Katharine Graham is an essential part of the history of American journalism, especially for women. Her parents bought The Washington Post when she was just sixteen years old. She began working for the Post in 1938 at the age of 21. In 1946, her husband Philip Graham became the head publisher of the Post. Graham dealt with many issues including alcoholism and mental illness and could not overcome these issues leading to his suicide in 1963. Katharine took charge of the company after her husbands death and was head of the Post from 1963 onward. She was chairman of the board from 1973 to 1991. In 1972, Katharine Graham became the first female Fortune 500 CEO as the CEO of the Washington Post company. Because she was the only woman with such a high position in this field, she struggled with being taken seriously by her male colleagues and employees. In her memoir published in 1997, she discusses the lack of confidence she had in herself which stemmed from a bad relationship with her mother who was very negative and condescending towards her for most of her childhood. Although Katharine suffered from self confidence issues, she won the Pulitzer Prize for her memoir in 1998 and is a role model for women everywhere, especially aspiring female journalists.

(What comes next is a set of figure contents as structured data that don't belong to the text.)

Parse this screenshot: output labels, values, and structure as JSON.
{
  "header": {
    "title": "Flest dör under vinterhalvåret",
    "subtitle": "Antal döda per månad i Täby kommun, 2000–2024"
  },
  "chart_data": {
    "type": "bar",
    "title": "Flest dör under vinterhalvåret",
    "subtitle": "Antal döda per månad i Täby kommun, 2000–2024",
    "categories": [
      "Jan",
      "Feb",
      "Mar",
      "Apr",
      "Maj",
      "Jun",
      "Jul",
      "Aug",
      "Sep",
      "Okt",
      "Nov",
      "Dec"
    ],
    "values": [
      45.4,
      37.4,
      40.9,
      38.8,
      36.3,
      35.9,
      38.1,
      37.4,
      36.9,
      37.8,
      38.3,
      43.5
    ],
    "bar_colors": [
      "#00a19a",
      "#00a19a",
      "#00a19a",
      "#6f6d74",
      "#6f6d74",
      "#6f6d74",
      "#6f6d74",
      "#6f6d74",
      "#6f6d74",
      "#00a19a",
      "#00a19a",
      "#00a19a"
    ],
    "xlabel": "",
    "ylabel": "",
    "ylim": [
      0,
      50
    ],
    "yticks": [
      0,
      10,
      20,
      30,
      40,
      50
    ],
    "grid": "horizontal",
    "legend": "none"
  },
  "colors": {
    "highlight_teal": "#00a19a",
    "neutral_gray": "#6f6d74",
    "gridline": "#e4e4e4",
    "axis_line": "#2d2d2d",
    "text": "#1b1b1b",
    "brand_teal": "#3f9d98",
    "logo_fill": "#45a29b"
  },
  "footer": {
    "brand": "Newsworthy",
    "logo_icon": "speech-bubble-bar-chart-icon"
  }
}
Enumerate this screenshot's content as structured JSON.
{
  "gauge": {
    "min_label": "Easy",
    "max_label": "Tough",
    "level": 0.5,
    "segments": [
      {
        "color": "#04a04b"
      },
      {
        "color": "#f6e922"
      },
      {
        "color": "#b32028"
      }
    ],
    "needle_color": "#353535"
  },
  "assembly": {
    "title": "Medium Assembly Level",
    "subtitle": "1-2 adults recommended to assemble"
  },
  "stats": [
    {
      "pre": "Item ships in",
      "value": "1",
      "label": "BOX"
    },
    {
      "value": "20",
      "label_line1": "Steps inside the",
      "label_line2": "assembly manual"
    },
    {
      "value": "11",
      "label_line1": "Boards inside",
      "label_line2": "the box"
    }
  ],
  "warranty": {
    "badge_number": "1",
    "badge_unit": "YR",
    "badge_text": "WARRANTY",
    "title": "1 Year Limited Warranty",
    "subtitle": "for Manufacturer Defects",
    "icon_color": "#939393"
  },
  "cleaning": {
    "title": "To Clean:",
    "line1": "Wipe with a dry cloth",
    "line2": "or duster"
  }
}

Katharine was in charge of the Post during one of the most important times in American history: the Watergate scandal. The Post was crucial in unveiling the details of this scandal which eventually led to President Nixon’s resignation. The fact that a female was in charge of a paper was shocking during this time period, let alone during one of America’s most famous scandals. Katharine Graham is proof that you can overcome bad situations and be successful no matter what. She was an advocate for gender equality in her company and in journalism and she has paved the way for many female journalists and publishers who have come after her.